Noah released the raven, and the Bible tells us that the bird never came back into the ark itself . . .it could have rested on the top of the ark, or perhaps it found a mountain top uncovered by the receding waters. But it never returned to the safety of the ark.

Our friend the dove was sent out three separate times -- the first time, she finds no place to rest her feet, so she returns to the ark and Noah.
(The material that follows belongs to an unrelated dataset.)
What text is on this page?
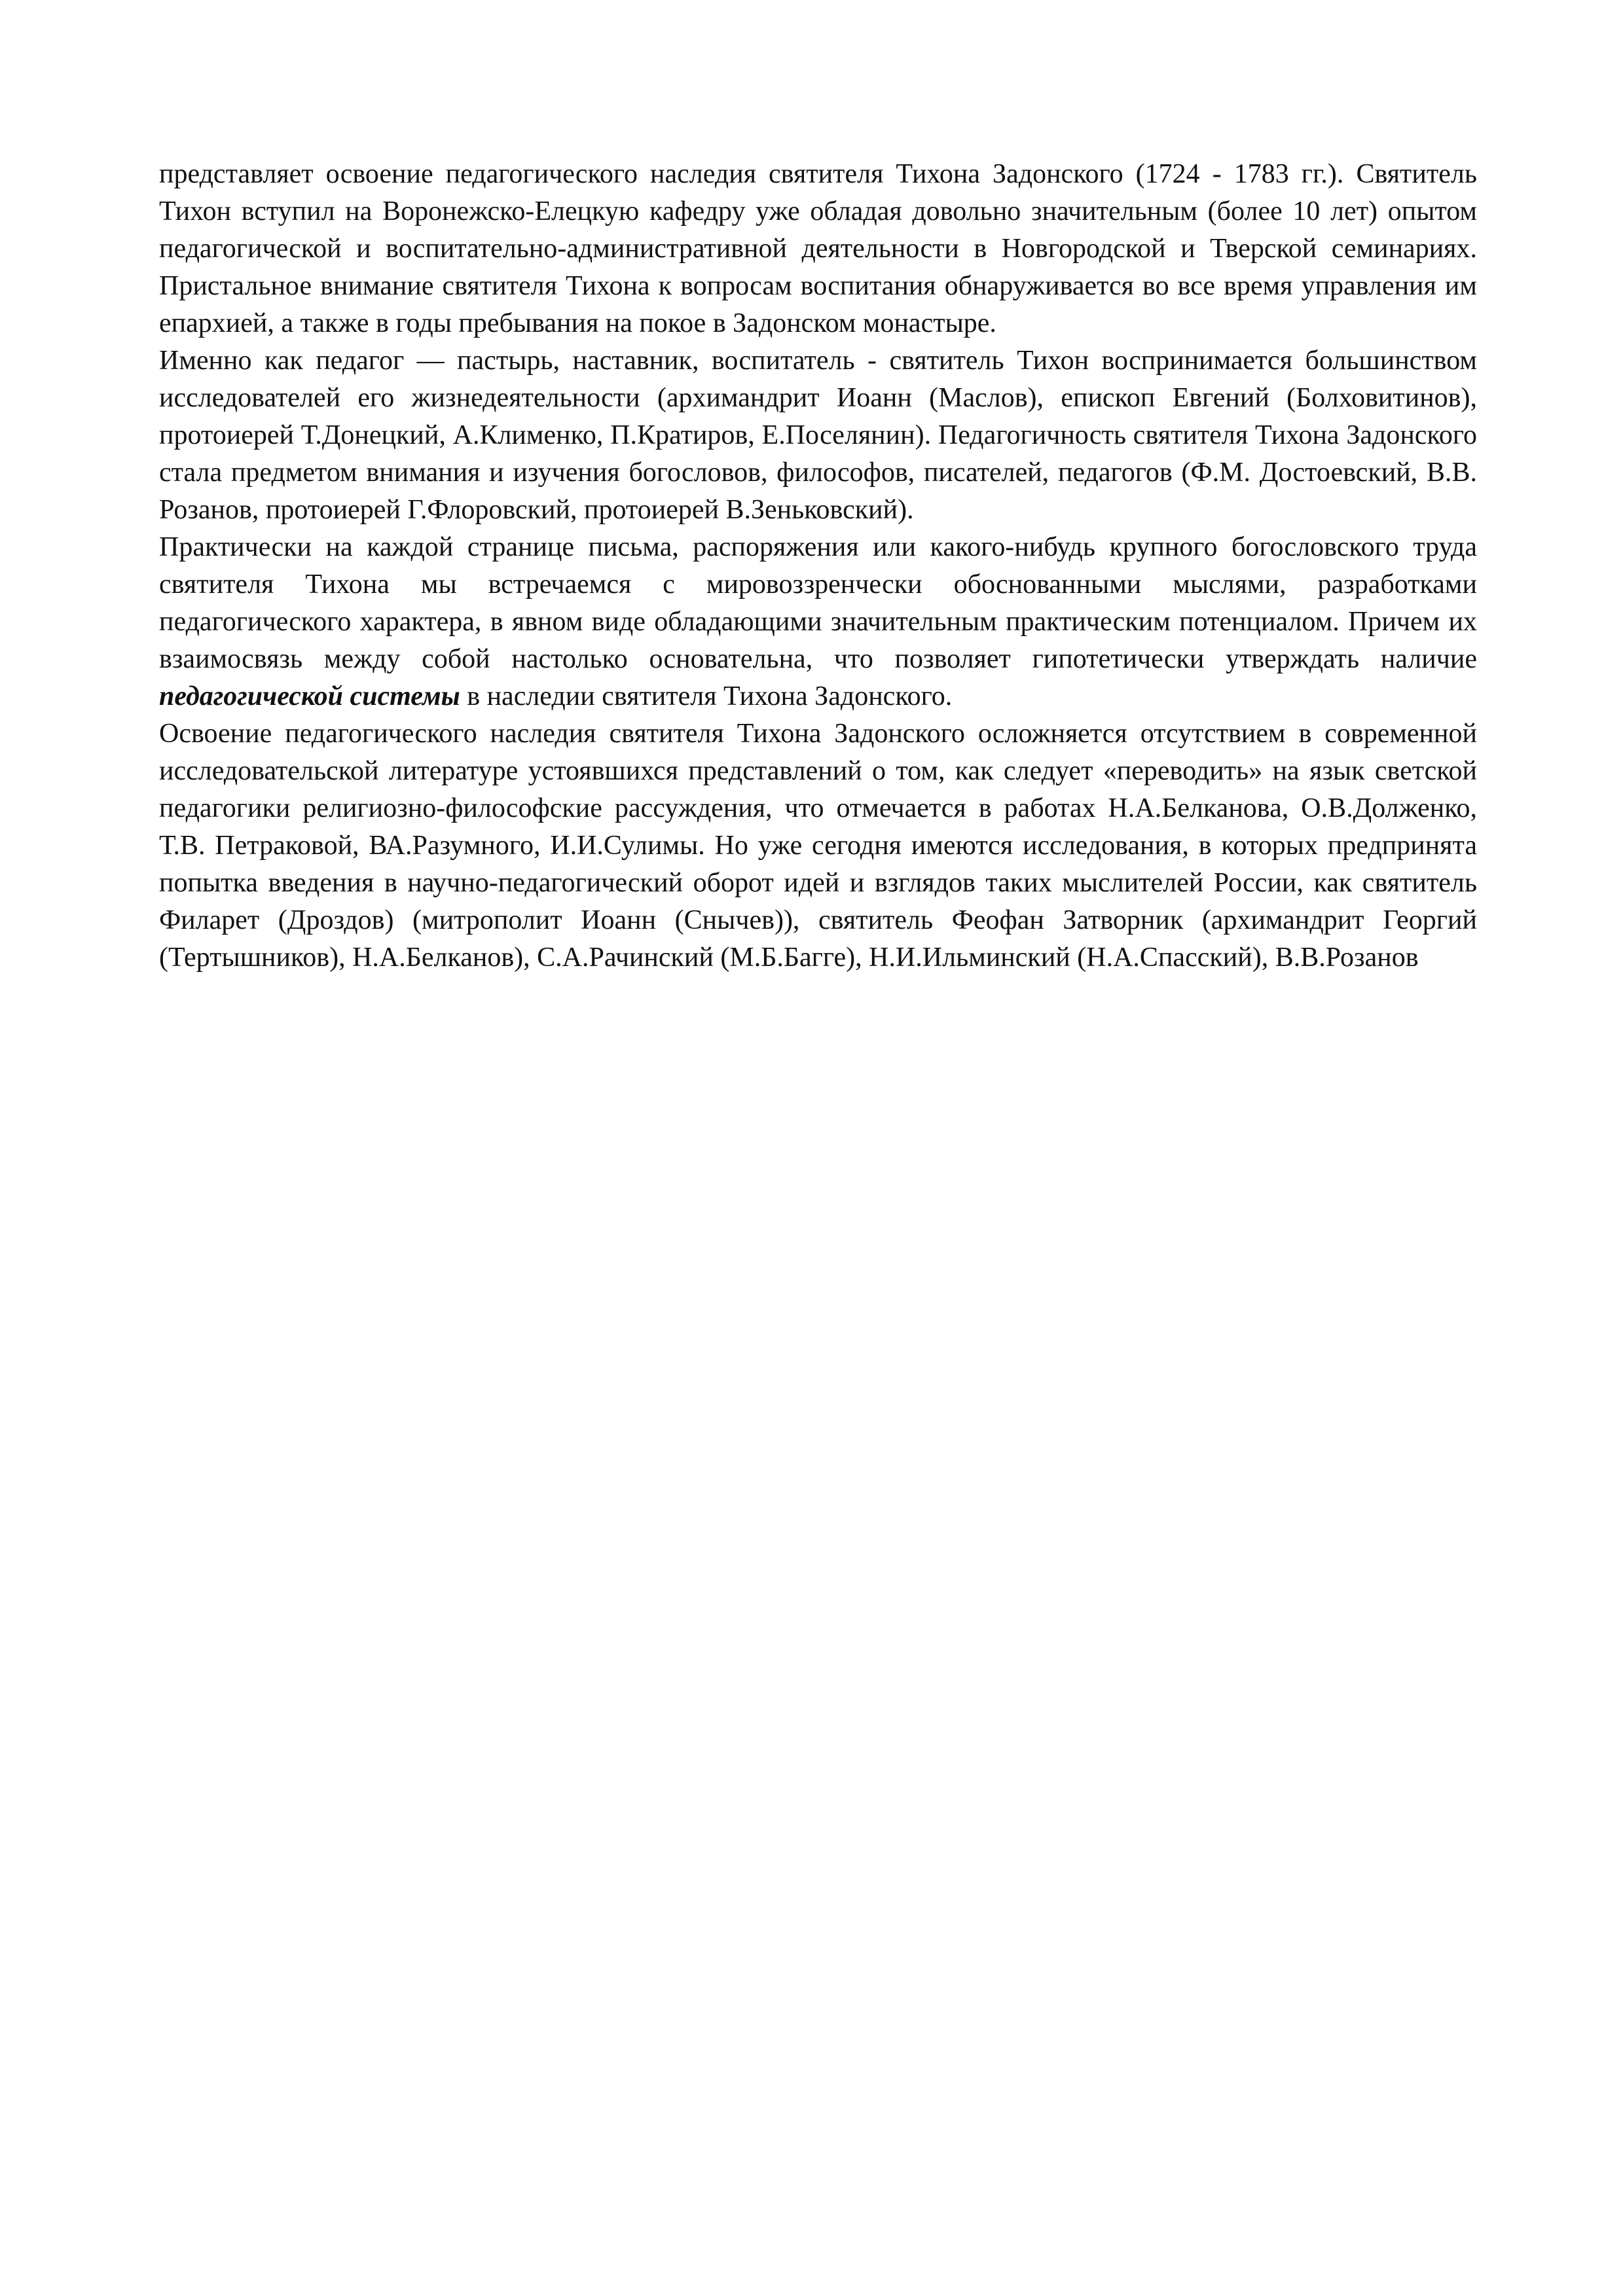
представляет освоение педагогического наследия святителя Тихона Задонского (1724 - 1783 гг.). Святитель Тихон вступил на Воронежско-Елецкую кафедру уже обладая довольно значительным (более 10 лет) опытом педагогической и воспитательно-административной деятельности в Новгородской и Тверской семинариях. Пристальное внимание святителя Тихона к вопросам воспитания обнаруживается во все время управления им епархией, а также в годы пребывания на покое в Задонском монастыре.

Именно как педагог — пастырь, наставник, воспитатель - святитель Тихон воспринимается большинством исследователей его жизнедеятельности (архимандрит Иоанн (Маслов), епископ Евгений (Болховитинов), протоиерей Т.Донецкий, А.Клименко, П.Кратиров, Е.Поселянин). Педагогичность святителя Тихона Задонского стала предметом внимания и изучения богословов, философов, писателей, педагогов (Ф.М. Достоевский, В.В. Розанов, протоиерей Г.Флоровский, протоиерей В.Зеньковский).

Практически на каждой странице письма, распоряжения или какого-нибудь крупного богословского труда святителя Тихона мы встречаемся с мировоззренчески обоснованными мыслями, разработками педагогического характера, в явном виде обладающими значительным практическим потенциалом. Причем их взаимосвязь между собой настолько основательна, что позволяет гипотетически утверждать наличие педагогической системы в наследии святителя Тихона Задонского.

Освоение педагогического наследия святителя Тихона Задонского осложняется отсутствием в современной исследовательской литературе устоявшихся представлений о том, как следует «переводить» на язык светской педагогики религиозно-философские рассуждения, что отмечается в работах Н.А.Белканова, О.В.Долженко, Т.В. Петраковой, ВА.Разумного, И.И.Сулимы. Но уже сегодня имеются исследования, в которых предпринята попытка введения в научно-педагогический оборот идей и взглядов таких мыслителей России, как святитель Филарет (Дроздов) (митрополит Иоанн (Снычев)), святитель Феофан Затворник (архимандрит Георгий (Тертышников), Н.А.Белканов), С.А.Рачинский (М.Б.Багге), Н.И.Ильминский (Н.А.Спасский), В.В.Розанов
The second time, she returns with an olive branch in her beak, indicating that something is growing -- progress! Then, the third time, she flies away and does not return.

Why should we study this dove, and try to find lessons here for us?
All Scripture is God-breathed and is useful for teaching, rebuking, correcting and training in righteousness, 17 so that the servant of God may be thoroughly equipped for every good work. (II Timothy 3:16-17)
That's why! All of the scriptures, not just the parts we find enjoyable, or likable, but all scripture is God-breathed and useful. So this week, let's study the dove!